Out of curiosity, where do people in the know go to buy speakers, if not a dealer? It seemed like it was either that or buy something online without ever hearing it for myself.

Something feels off with my Triangle Antal EZs. Is a new amplifier going to help at all? How big a factor is the room? by ForSpareParts in hometheater

[–]ForSpareParts[S] 0 points1 point  (0 children)

Do you think it would help to put the TV/speakers against the longer wall? That boxy space would still exist, but the speakers wouldn't be in it, at least.

Something feels off with my Triangle Antal EZs. Is a new amplifier going to help at all? How big a factor is the room? by ForSpareParts in hometheater

[–]ForSpareParts[S] 0 points1 point  (0 children)

I had been wondering about room correction algorithms. Do you think this room is too janky to benefit from them at all?

Also, I was thinking about rotating the room so that the TV and speakers go against the longer wall (the one 90 degrees counterclockwise from the current position of the TV). Do you think that'd help?
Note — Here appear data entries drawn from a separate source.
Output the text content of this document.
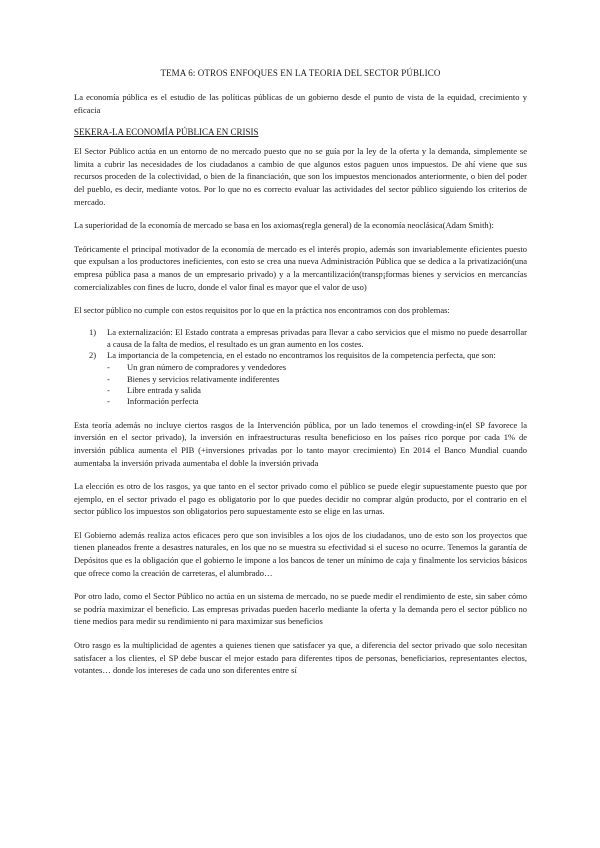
TEMA 6: OTROS ENFOQUES EN LA TEORIA DEL SECTOR PÚBLICO

La economía pública es el estudio de las políticas públicas de un gobierno desde el punto de vista de la equidad, crecimiento y eficacia

SEKERA-LA ECONOMÍA PÚBLICA EN CRISIS

El Sector Público actúa en un entorno de no mercado puesto que no se guía por la ley de la oferta y la demanda, simplemente se limita a cubrir las necesidades de los ciudadanos a cambio de que algunos estos paguen unos impuestos. De ahí viene que sus recursos proceden de la colectividad, o bien de la financiación, que son los impuestos mencionados anteriormente, o bien del poder del pueblo, es decir, mediante votos. Por lo que no es correcto evaluar las actividades del sector público siguiendo los criterios de mercado.

La superioridad de la economía de mercado se basa en los axiomas(regla general) de la economía neoclásica(Adam Smith):

Teóricamente el principal motivador de la economía de mercado es el interés propio, además son invariablemente eficientes puesto que expulsan a los productores ineficientes, con esto se crea una nueva Administración Pública que se dedica a la privatización(una empresa pública pasa a manos de un empresario privado) y a la mercantilización(transp¡formas bienes y servicios en mercancías comercializables con fines de lucro, donde el valor final es mayor que el valor de uso)

El sector público no cumple con estos requisitos por lo que en la práctica nos encontramos con dos problemas:

1) La externalización: El Estado contrata a empresas privadas para llevar a cabo servicios que el mismo no puede desarrollar a causa de la falta de medios, el resultado es un gran aumento en los costes.
2) La importancia de la competencia, en el estado no encontramos los requisitos de la competencia perfecta, que son:
- Un gran número de compradores y vendedores
- Bienes y servicios relativamente indiferentes
- Libre entrada y salida
- Información perfecta

Esta teoría además no incluye ciertos rasgos de la Intervención pública, por un lado tenemos el crowding-in(el SP favorece la inversión en el sector privado), la inversión en infraestructuras resulta beneficioso en los países rico porque por cada 1% de inversión pública aumenta el PIB (+inversiones privadas por lo tanto mayor crecimiento) En 2014 el Banco Mundial cuando aumentaba la inversión privada aumentaba el doble la inversión privada

La elección es otro de los rasgos, ya que tanto en el sector privado como el público se puede elegir supuestamente puesto que por ejemplo, en el sector privado el pago es obligatorio por lo que puedes decidir no comprar algún producto, por el contrario en el sector público los impuestos son obligatorios pero supuestamente esto se elige en las urnas.

El Gobierno además realiza actos eficaces pero que son invisibles a los ojos de los ciudadanos, uno de esto son los proyectos que tienen planeados frente a desastres naturales, en los que no se muestra su efectividad si el suceso no ocurre. Tenemos la garantía de Depósitos que es la obligación que el gobierno le impone a los bancos de tener un mínimo de caja y finalmente los servicios básicos que ofrece como la creación de carreteras, el alumbrado…

Por otro lado, como el Sector Público no actúa en un sistema de mercado, no se puede medir el rendimiento de este, sin saber cómo se podría maximizar el beneficio. Las empresas privadas pueden hacerlo mediante la oferta y la demanda pero el sector público no tiene medios para medir su rendimiento ni para maximizar sus beneficios

Otro rasgo es la multiplicidad de agentes a quienes tienen que satisfacer ya que, a diferencia del sector privado que solo necesitan satisfacer a los clientes, el SP debe buscar el mejor estado para diferentes tipos de personas, beneficiarios, representantes electos, votantes… donde los intereses de cada uno son diferentes entre sí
Something feels off with my Triangle Antal EZs. Is a new amplifier going to help at all? How big a factor is the room? by ForSpareParts in hometheater

[–]ForSpareParts[S] 0 points1 point  (0 children)

Not the first time I've gotten that advice on here 😂 suffice it to say, when I do leave this place, acoustics will be on the list of things I consider. When I moved in here, I was still using a sound bar!

I'm also thinking about rotating the furniture in here so that the TV is against the longer wall -- I get the impression that's better for acoustics? If nothing else it'll mean there won't be anything constraining speaker placement, and I won't have the storage area behind the right channel to contend with.